More than 120 countries elected British lawyer Karim Khan as the next prosecutor of the International Criminal Court (ICC), one of the toughest jobs in international law because the tribunal seeks justice for the world’s worst atrocities – war crimes, crimes against humanity, and genocide.
Khan, 50, who led a United Nations probe into atrocities by the ISIL (ISIS) group, won on a second round of voting at the UN in New York on Friday with support from 72 nations, 10 more than the 62 needed
His election on the second secret ballot by the 123 parties to the Rome Statute that established the court ends a drawn-out and divisive process to replace Fatou Bensouda when her nine-year term expires in June.
Khan, who has specialised in international criminal law and international human rights law, was widely seen as the favourite to get the job. But neither he nor any of the other candidates garnered enough support to be appointed by consensus, prompting Friday’s election in the UN General Assembly Hall.
Although this is an independent legal position, Bays said, everything about the ICC “ends up being politically charged”.
“A number of his early decisions are bound to be controversial, whichever course he takes.”
Following Khan, Fergal Gaynor of Ireland was second with 42 votes followed by Spain’s Carlos Castresana Fernandez with five votes and Francesco Lo Voi of Italy with three votes. One member did not vote.
Khan, who has the rank of a UN assistant secretary-general, has also worked as a prosecutor at the tribunal prosecuting war crimes in former Yugoslavia and crimes against humanity and genocide in Rwanda.
He is no stranger to the ICC, having acted as a defence lawyer for Kenyan Deputy President William Ruto and persuading judges to throw out prosecution charges against his client. Gaynor acted as a legal representative for victims in the Ruto case, which focused on post-election violence.
Khan also served as counsel for Saif al-Islam Gaddafi, the son of the late Libyan leader Muammar Gaddafi, who is still being sought by the ICC on charges of crimes against humanity.
“Karim Khan’s election as prosecutor is occurring at a time when the ICC is needed more than ever but has faced significant challenges and pressure on its role,” said Richard Dicker, international justice director at Human Rights Watch.
“We will be looking to Mr Khan to address shortcomings in the court’s performance while demonstrating firm independence in seeking to hold even the most powerful rights abusers to account.”
While the Security Council has used its power under the Rome Statute to refer conflicts in Sudan’s western Darfur region and in Libya to the ICC, calls for the UN’s most powerful body to refer Syria, and more recently Myanmar, to the tribunal have failed.
‘An existential threat’
In the last several years, Bensouda had sought to broaden its reach beyond its early all-African focus including Afghanistan, Palestine, which is a party to the Rome Statute, and Georgia.

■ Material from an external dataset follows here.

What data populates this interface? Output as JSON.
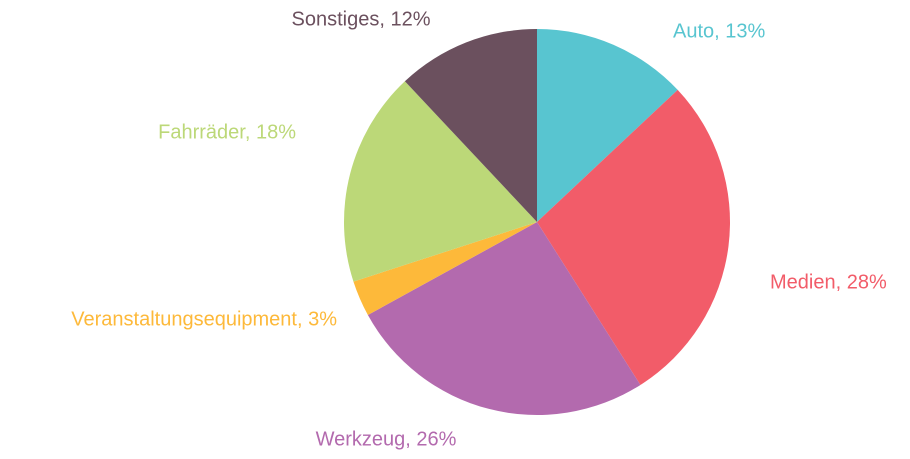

The ICC is needed more than ever, Dicker said, “because of the proliferation of these horrific crimes”, but the court had faced “an existential threat” from former US President Donald Trump’s administration.
It slapped sanctions on Bensouda and one of her top aides last year for continuing to investigate war crimes allegations against Americans, although the court was often criticised in the past for its focus on African crimes.
Last week, ICC judges angered Israel by saying the court’s jurisdiction extends to territories occupied by Israel in the 1967 war, potentially clearing the way for the prosecutor to open an investigation into Israeli military actions and the country’s construction of illegal Jewish settlements in the occupied West Bank and annexed East Jerusalem.
While Palestinian rights groups welcomed the move, Israeli Prime Minister Benjamin Netanyahu called the decision a “perversion of justice”.
The selection process for the prosecutor and the alleged failure by the ICC’s Assembly of States Parties to conduct stringent background checks on the candidates to ensure they met the requirement of “high moral character” has drawn criticism from civil society groups that work with the court.
A diplomat who spoke on condition of anonymity to discuss details of closed meetings said the fact that many of the meetings to discuss possible successors to Bensouda took place virtually made it difficult for member nations to discuss concerns during informal “corridor” meetings.